Information content in the circular dichroism of proteins

Abstract
A method is presented for predicting the secondary structure of a protein from its circular dichroism (CD) spectrum. Eight types of secondary structure are considered: helix; parallel and antiparallel .beta. strand; types I, II and III .beta. turn; all other .beta. turns combined; and other structures. The method is based on mathematical calculation of orthogonal basis CD spectra from the CD spectra of proteins with known secondary structure. Five basis CD spectra are needed to reconstruct the 16 original protein CD spectra that extend into the vacuum UV region to 178 nm. Thus, one can expect to extract 5 independent pieces of information from the CD spectrum of a protein. Each basis CD spectrum corresponds to a known mixture of secondary structures so that the coefficients that reconstruct the protein CD spectrum can also be used to predict secondary structure.
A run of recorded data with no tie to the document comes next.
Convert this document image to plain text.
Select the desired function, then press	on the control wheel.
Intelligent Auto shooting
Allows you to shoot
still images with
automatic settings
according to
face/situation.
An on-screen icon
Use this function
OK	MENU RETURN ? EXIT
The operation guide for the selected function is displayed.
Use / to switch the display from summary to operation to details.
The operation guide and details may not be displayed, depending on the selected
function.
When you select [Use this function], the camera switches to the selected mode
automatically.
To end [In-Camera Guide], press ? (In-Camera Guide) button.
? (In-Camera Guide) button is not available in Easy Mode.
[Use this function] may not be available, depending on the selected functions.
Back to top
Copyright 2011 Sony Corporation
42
When the same method is applied to protein secondary structure rather than CD, only 5 basis secondary structure vectors are needed to reconstruct the original protein secondary structure vectors. Thus, there are 5 independent superstructures (consisting of a mixture of standard secondary structures) in the proteins studied. There is apparently enough information in the CD spectrum of a protein to predict all types of secondary structure. CD analyses compare favorably with the X-ray data.